Microsoft: Warnung vor kritischer DNS-Lücke — Privacy Shield: Datenschutzabkommen zwischen USA/EU ungültig

Microsoft: Warnung vor kritischer DNS-Lücke — Privacy Shield: Datenschutzabkommen zwischen USA/EU ungültig

Aktuelle Sicherheitswarnung!
Microsoft warnt vor Problemen bei DNS-Servern (CVE-2020-1350)
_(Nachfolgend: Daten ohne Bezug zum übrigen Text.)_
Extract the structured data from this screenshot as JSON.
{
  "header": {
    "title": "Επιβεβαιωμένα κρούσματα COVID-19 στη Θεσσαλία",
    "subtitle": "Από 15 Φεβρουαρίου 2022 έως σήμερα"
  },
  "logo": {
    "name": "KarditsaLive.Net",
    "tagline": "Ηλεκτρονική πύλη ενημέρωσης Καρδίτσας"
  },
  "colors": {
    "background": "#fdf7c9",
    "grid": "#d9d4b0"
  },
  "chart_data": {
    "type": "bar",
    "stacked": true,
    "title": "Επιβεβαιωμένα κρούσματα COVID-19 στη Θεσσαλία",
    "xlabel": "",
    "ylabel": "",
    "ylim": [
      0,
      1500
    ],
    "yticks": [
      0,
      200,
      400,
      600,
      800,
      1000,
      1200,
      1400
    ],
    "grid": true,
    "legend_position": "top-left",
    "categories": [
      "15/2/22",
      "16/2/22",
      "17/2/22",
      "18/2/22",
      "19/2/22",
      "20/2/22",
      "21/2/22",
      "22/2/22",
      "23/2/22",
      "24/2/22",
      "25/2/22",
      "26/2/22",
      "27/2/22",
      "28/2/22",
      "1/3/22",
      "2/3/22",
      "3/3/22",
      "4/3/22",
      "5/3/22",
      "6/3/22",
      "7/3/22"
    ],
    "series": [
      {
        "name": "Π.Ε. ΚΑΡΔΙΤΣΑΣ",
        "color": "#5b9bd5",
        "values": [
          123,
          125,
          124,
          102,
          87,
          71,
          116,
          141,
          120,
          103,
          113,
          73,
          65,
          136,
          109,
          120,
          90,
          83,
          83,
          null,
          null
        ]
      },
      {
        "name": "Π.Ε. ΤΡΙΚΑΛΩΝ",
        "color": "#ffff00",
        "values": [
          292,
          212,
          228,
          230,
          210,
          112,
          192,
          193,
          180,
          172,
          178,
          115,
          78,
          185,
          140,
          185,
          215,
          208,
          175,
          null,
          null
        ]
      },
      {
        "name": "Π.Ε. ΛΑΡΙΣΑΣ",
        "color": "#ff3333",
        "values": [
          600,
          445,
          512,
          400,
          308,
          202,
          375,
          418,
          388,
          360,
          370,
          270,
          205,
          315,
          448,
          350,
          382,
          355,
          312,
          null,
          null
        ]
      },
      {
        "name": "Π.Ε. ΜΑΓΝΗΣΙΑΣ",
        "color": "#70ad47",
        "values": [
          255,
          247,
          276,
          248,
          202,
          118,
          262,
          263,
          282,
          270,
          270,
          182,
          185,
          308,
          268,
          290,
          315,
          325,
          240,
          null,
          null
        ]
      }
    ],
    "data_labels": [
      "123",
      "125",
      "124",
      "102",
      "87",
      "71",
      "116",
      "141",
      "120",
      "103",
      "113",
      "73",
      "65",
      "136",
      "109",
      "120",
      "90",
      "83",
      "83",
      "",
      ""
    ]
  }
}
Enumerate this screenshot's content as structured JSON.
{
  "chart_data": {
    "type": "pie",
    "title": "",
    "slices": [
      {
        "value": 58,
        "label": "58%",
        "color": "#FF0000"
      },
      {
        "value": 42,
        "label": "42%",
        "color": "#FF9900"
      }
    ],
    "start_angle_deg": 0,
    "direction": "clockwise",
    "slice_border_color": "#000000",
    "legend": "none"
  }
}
Am 14.07.2020 hat Microsoft eine aktuelle Sicherheitswarnung veröffentlicht, die eine sofortige Reaktion auf Administrator-Ebene erfordert. Die Risikoeinstufung erfolgte mit einem CVSS Base score von 10.

Microsoft-Artikel (in englischer Sprache)

Die Sicherheitslücke liegt im Windows DNS-Server, der mit entsprechend präparierten Anfragen dazu gebracht werden kann, beliebigen Code als „Local System“ auszuführen. Es entsteht ein klassisches „Buffer Overflow“-Szenario, bei dem der Server-Prozess extrem große Datenpakete im Speicher ablegt.

Das Problem betrifft alle Windows DNS-Server von Windows 2008 bis 2019.

Es existieren zwei Szenarien:

  1. Externe DNS-Server auf Basis von Windows, die im Internet direkt erreichbar sind, können von anonymen Angreifern gekapert werden.
  2. Interne DNS-Server, die bei den meisten Firmen für den Betrieb des Active Directory erforderlich sind und häufig auf dem Domain Controller laufen, werden zum Ziel von Schadcode. So könnte z.B. die Payload einer neuen Malware eine DNS-Anfrage an einen internen DNS-Server senden und in der Folge großen Schaden anrichten.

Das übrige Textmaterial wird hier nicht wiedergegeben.